For decades – like, four or five of them – the old municipal shooting range in Jamestown North Dakota was where people went to plink, to practice their skeet, or to polish their aim or, in my case thirty years ago this summer, learn how to shoot.
Now, when we say “Municipal Range”, that may conjure up images of grandeur. Or civilizaation. Not so with the Jamestown range, located by the Pipestem Reservoir, about seven miles north of town on US 281. There was a firing line with a couple of rough wooden stands and a log hot line. There were some target stands downrange, and, 300 or so yards out, a big berm that someone had bulldozed into place.
And for decades, it sufficed; most people followed the rules, because someone would teach them. One of my friends from the neighborhood, an Air Force veteran of sorts, hauled me out there when I was 22, lugging my Remington Nylon 66 that I’d just bought with my returned dorm key deposit ($50 at Gun and Reel Sports), and showed me the unbreakable rules, and started me plinking.
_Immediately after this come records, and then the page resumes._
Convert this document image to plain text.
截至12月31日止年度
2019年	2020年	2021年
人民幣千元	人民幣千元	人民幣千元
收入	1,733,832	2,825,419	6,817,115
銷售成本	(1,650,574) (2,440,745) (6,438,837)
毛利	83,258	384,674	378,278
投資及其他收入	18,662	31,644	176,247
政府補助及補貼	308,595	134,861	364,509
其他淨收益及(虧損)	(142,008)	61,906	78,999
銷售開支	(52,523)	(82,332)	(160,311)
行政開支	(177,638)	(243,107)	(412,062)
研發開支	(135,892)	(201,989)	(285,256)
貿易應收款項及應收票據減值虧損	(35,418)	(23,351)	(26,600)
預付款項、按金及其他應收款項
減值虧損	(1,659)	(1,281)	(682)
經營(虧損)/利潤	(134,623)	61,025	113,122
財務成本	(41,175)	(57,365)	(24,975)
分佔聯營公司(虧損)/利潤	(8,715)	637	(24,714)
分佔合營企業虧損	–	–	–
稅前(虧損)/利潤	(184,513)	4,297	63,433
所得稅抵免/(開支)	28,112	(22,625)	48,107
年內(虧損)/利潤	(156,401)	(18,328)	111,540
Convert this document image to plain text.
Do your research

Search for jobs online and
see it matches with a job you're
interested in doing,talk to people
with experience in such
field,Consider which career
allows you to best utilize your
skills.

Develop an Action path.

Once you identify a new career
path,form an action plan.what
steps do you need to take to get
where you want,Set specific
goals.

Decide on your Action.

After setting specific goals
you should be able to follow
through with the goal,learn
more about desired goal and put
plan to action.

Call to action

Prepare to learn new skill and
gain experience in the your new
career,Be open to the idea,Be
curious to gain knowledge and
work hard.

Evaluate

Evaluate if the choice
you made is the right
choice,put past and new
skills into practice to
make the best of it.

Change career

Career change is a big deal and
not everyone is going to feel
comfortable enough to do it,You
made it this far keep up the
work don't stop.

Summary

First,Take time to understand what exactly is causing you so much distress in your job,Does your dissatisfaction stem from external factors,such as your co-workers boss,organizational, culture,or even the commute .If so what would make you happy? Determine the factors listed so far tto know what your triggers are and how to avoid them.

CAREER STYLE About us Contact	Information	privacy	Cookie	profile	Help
Some didn’t have the same benefit, or just lacked common sense; when we were downrange setting our targets once, a couple of moron kids with a 20-gauge shotgun started popping off at clay pigeons. They were off on the right side of the range, away from the rest of us (me and a couple of other guys who were off to my left, and also downrange with me). Yes, I remember what birdshot sounds like passing by 20 yards away from me. I also remember the sound of the guy who’d been to my left, apparently a service veteran, barreling across the field yelling like all the hounds of hell turned loose on the kid with the shotgun, who I’m going to bet has never made that mistake again.
And there the range sat, decade after decade, without any problems – until now:
Shooting sports enthusiasts will be without a range to shoot here after July 1. Bob Martin, manager of Pipestem Dam for the U.S. Army Corps of Engineers, said the rifle range located west of the dam will close on that date due to safety issues.
“The safety concerns started popping up eight years ago,” he said. “There have been additional buildings adjacent to the down-range area. Outbuildings there have three or four (bullet) holes in them”
…Larry Kukla, secretary of the Jamestown United Sportsmen, said it was unfortunate the range had to close.
“It is a sad day, but for safety reasons we have to close the range,” he said.
Kukla – father of a classmate and a former teaching colleague of my dad’s – and his group did all the caretaking on the range for years and years. Which is how a lot of stuff got done back there; local groups taking care of things of local interest, without much need for governement.
But always, always, there’s gotta be idiots; even though they adjusted the range, nearby buildings and even the range’s safety signs kept turning up with bullet holes:
“Between careless, inexperienced and just being stupid,” Martin said, referring to the source or sources of the stray bullets. “If you are shooting at the proper targets, it’s impossible to shoot off the range. But you know they’re not just shooting at the targets by looking at the (damaged) signs.”
And so America’s real one percent – the one percent of people who can’t be trusted to use a public toilet without smearing something on the wall – as ruined everything for everyone else, yet again.